Graphene may be set to revolutionize electronics, but its small spin–orbit coupling limits its potential in spintronics. It is now shown, however, that adding hydrogen atoms can greatly enhance the magnetic properties of graphene. This then enabled the observation of the spin Hall effect, essential for controlling spin currents. Graphene’s extremely small intrinsic spin–orbit (SO) interaction 1 makes the realization of many interesting phenomena such as topological/quantum spin Hall states 2 , 3 and the spin Hall effect 4 (SHE) practically impossible. Recently, it was predicted 1 , 5 , 6 , 7 that the introduction of adatoms in graphene would enhance the SO interaction by the conversion of sp 2 to sp 3 bonds.
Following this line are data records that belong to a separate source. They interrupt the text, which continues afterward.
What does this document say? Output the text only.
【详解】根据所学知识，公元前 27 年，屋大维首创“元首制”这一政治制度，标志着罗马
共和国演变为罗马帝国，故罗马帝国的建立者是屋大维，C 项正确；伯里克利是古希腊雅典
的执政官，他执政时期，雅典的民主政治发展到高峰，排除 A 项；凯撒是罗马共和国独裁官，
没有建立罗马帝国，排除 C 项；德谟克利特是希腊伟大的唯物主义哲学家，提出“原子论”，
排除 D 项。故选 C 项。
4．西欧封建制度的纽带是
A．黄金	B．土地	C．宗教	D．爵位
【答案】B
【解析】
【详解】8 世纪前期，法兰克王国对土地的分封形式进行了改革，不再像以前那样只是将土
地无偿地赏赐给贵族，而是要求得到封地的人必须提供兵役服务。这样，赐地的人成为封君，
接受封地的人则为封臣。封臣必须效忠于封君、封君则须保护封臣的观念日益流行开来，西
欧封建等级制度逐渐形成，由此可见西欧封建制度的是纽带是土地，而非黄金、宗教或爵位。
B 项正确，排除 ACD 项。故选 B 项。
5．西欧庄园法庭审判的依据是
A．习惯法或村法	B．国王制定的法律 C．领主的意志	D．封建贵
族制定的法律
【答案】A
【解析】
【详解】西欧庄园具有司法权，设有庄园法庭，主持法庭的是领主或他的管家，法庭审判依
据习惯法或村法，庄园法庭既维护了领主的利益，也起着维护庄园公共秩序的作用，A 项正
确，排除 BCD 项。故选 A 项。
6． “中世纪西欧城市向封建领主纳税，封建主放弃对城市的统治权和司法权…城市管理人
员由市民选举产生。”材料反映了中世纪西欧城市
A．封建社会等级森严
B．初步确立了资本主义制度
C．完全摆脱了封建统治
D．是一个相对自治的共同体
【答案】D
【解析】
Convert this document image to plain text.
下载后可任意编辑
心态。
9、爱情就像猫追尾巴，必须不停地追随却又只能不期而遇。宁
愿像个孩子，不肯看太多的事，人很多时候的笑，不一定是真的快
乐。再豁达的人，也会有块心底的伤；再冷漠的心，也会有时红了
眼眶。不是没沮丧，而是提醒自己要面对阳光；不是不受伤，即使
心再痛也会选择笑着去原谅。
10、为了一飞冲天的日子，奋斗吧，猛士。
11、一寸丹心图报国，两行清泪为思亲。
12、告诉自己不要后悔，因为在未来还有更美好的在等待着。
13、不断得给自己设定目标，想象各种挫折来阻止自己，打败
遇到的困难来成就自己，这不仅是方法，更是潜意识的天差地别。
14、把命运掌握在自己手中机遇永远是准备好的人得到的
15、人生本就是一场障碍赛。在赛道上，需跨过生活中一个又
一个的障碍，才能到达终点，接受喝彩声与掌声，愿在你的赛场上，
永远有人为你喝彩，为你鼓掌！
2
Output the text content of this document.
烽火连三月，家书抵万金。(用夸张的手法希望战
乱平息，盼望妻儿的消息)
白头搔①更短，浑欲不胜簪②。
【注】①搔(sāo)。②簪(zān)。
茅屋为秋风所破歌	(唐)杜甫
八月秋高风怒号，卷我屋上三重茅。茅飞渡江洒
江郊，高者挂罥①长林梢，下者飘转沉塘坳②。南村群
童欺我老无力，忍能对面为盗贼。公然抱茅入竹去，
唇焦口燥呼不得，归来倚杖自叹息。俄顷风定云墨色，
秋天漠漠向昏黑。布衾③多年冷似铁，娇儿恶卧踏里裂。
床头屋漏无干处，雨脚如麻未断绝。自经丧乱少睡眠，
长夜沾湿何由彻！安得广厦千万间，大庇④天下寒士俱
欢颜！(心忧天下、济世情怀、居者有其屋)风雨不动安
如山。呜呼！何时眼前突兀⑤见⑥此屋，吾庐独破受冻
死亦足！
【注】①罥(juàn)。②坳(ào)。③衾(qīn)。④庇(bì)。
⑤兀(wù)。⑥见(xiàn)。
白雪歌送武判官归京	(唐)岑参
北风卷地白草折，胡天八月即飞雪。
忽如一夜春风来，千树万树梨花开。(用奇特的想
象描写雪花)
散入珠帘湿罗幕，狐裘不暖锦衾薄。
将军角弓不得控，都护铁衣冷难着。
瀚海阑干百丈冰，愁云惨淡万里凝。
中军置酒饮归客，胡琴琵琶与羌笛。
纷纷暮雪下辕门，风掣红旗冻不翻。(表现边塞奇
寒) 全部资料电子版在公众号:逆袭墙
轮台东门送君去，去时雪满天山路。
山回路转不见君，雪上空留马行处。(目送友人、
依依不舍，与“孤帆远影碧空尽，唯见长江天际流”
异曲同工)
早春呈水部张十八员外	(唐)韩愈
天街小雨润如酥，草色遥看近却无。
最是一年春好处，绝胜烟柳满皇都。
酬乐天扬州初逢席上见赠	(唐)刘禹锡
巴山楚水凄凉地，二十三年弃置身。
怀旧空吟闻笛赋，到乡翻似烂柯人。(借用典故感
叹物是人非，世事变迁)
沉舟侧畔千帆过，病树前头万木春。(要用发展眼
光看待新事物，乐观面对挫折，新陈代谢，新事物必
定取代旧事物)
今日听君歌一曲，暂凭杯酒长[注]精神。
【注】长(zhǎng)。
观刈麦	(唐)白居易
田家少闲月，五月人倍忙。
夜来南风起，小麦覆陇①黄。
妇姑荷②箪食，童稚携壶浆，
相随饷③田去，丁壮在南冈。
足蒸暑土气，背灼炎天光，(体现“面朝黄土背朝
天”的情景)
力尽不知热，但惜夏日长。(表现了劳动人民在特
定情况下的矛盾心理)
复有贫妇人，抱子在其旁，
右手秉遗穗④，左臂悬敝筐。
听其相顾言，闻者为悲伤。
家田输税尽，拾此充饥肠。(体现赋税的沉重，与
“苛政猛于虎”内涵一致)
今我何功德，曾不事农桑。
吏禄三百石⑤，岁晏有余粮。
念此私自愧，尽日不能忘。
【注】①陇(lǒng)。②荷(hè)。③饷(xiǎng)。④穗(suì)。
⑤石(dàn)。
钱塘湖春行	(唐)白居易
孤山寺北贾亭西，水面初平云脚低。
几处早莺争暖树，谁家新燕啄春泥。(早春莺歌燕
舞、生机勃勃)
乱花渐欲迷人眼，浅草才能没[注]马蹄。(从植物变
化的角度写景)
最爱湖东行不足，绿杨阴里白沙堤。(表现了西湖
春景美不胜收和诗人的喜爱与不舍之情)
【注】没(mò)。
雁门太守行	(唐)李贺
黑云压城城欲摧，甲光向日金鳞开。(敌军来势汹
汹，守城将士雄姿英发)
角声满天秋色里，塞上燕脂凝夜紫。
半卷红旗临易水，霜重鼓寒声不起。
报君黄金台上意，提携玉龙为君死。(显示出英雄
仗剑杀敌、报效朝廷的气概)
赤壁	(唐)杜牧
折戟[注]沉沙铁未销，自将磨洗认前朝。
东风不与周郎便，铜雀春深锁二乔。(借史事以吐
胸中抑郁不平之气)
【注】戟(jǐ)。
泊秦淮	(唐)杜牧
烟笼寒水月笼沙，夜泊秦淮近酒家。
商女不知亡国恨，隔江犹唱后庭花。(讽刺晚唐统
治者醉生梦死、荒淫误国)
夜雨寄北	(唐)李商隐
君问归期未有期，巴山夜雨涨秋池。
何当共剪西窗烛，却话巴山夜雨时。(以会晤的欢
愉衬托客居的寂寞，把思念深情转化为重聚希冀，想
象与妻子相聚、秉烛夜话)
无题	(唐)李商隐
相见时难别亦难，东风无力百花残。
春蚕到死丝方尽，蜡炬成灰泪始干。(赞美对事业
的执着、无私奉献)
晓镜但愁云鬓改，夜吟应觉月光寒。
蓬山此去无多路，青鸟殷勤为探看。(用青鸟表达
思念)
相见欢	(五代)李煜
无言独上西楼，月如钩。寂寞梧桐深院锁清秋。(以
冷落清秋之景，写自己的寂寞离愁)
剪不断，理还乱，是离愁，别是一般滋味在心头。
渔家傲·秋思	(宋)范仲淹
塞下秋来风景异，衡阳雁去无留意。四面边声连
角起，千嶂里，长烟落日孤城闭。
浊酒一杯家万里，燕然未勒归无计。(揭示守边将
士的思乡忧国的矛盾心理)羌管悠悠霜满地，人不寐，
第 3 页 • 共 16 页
However, introducing adatoms and yet keeping graphene metallic, that is, without creating electronic (Anderson) localization 8 , is experimentally challenging. Here, we show that the controlled addition of small amounts of covalently bonded hydrogen atoms is sufficient to induce a colossal enhancement of the SO interaction by three orders of magnitude. This results in a SHE at zero external magnetic fields at room temperature, with non-local spin signals up to 100 Ω; orders of magnitude larger than in metals 9 . The non-local SHE is, further, directly confirmed by Larmor spin-precession measurements. From this and the length dependence of the non-local signal we extract a spin relaxation length of ∼1 μm, a spin relaxation time of ∼ 90 ps and a SO strength of 2.5 meV.